Poi è rientrato in scena con la consueta grazia Giuliano Ferrara, che dopo anni di letargo ha deciso di riprendere in mano le sorti del Pdl. Ed è stata subito catastrofe. Non bastassero i contributi beneauguranti di Olindo Sallusti e Rosa Santanchè e i preziosi consigli di Belpietro, il Platinette Barbuto s’è paracadutato sul Cainano convalescente, disintegrandolo. L’idea – ammettiamolo – di trasformare le comunali in un referendum pro o contro la Boccassini e Ingroia, il bungabunga e Ciancimino aveva un che di geniale. Meglio ancora la trovata di tappezzare Milano di manifesti sulle “Br in Procura”. Addirittura strepitosa la campagna per fare del mite borghese Pisapia un terrorista rosso ladro di Ape Piaggio. Complimenti vivissimi a chi ha dato la linea.
Ora che si contano i morti e i feriti, la parola d’ordine è “incredulità”. B. non se l’aspettava. Bossi men che meno. La Padania parla di “voto anomalo”. E tutti a domandarsi: com’è che non votano più per noi? Forse non ci hanno capiti, chissà come mai. La Santanchè invece insiste che, con quel drogato di Pisapia, Milano diventerà un enorme Leonka tutto spinelli e spranghe.
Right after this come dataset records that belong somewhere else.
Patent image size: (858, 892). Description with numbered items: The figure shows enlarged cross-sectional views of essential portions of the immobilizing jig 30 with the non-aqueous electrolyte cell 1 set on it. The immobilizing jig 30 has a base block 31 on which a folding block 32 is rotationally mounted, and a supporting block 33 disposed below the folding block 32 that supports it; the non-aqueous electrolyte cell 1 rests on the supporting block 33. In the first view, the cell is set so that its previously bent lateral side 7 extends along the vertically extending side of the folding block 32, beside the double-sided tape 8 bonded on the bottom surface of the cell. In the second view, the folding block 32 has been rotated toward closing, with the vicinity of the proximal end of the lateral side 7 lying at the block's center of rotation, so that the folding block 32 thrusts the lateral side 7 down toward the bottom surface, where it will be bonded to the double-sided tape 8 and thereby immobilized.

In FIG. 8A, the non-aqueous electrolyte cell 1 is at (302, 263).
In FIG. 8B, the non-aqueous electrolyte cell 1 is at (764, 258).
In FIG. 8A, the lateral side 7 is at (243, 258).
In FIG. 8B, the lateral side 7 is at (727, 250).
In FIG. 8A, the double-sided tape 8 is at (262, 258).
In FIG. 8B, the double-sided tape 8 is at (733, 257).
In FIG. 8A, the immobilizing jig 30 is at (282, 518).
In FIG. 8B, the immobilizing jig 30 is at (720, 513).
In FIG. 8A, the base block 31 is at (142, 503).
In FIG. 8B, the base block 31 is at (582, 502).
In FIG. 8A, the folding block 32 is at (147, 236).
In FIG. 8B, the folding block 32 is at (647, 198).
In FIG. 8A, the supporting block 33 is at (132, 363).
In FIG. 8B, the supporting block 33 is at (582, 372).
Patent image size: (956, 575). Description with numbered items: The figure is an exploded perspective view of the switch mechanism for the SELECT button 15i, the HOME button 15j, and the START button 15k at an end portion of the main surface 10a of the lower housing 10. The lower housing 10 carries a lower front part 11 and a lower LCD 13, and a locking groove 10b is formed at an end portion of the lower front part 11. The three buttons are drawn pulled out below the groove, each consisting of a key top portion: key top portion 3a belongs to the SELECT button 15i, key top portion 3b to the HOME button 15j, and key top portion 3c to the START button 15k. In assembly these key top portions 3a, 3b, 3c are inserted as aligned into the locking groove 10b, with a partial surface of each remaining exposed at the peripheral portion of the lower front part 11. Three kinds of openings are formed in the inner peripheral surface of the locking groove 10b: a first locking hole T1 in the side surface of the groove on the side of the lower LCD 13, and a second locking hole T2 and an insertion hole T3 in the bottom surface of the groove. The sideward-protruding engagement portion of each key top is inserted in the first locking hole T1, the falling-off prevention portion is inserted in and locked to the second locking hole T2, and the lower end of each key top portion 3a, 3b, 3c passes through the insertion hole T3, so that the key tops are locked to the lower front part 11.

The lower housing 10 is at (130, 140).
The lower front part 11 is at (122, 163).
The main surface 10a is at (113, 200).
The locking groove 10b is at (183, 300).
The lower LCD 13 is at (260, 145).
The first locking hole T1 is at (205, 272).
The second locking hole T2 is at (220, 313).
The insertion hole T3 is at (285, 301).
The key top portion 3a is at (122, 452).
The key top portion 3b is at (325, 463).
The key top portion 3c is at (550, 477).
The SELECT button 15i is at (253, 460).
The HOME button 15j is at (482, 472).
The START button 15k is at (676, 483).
Il Giornale di Mastro Olindo trova che “tira brutta aria” e rivela che “non è andata bene”, ma “il Pdl tiene” (perde solo un terzo dei voti in un anno) e comunque non è colpa del padrone, figuriamoci: “Lo scivolone della Moratti è dovuto alla radicalizzazione dello scontro voluto da Berlusconi? Io credo di no, la linea dura ha preso più voti del sindaco moderato”. Infatti gli elettori hanno premiato la campagna sallustiana “Io voto Lassini”. Strepitoso successo: 872 preferenze, cioè tutti i lettori e quasi tutti i redattori del Giornale, più alcuni parenti stretti di Sallusti (quelli di Lassini no: lo conoscono). Insomma, secondo Olindo, B. “paga un anno di massacro mediatico”.
Vero: come l’ha massacrato il suo Giornale, non l’ha massacrato nessuno. Molto apprezzati dai fan di zio Tibia i titoli “Ciclone Berlusconi”, “Mandiamoli a casa, il voto è la grande occasione per liberarci di questa sinistra amica degli estremisti”. Decisive le profetiche prime pagine di Libero: “Via le Br dalle liste”, “Aria di festa”, “Silvio alla riscossa”, “La campagna in prima persona porta un recupero fenomenale di consensi. Il centrodestra vincerà ancora perché è l’unico ad avere un leader”, “E se il Pd perdesse Torino e Bologna?”. Fatto.
L’altra sera, in tv, la comica finale. Non contento di averlo sospinto giù dalla scarpata, Ferrara spiegava che B. ha sbagliato tutto. Infatti ha dato retta a lui. E pure la Moratti, che sinché riusciva a fingersi autonoma da B. vinceva, poi s’è ferrarizzata e berlusconizzata, e il risultato s’è visto. Povera donna. Anche lei, fino a due settimane fa, aveva la vittoria in pugno. Poi ha letto sul Giornale un editoriale-soffietto che le pronosticava “il secondo mandato” grazie alla “solita grinta e tranquillità”, al “lavoro ben fatto” di “questa signora” che “fa pochi scontenti”, “tiene in pugno una grande città europea e la proietta sulla scena del mondo, non si cura del chiacchiericcio, realizza quel che ha promesso”, insomma “la Moratti è un tipo di leadership femminile che persuade senza voler incantare e per questo è oggetto di attenzioni speciali da parte del mondo ideologico che odia le persone capaci, gli imprenditori in politica, la ricchezza familiare”. Mentre faceva i debiti scongiuri, ha letto la firma del leccatore: Giuliano Ferrara. E lì ha intuito che non c’era più niente da fare.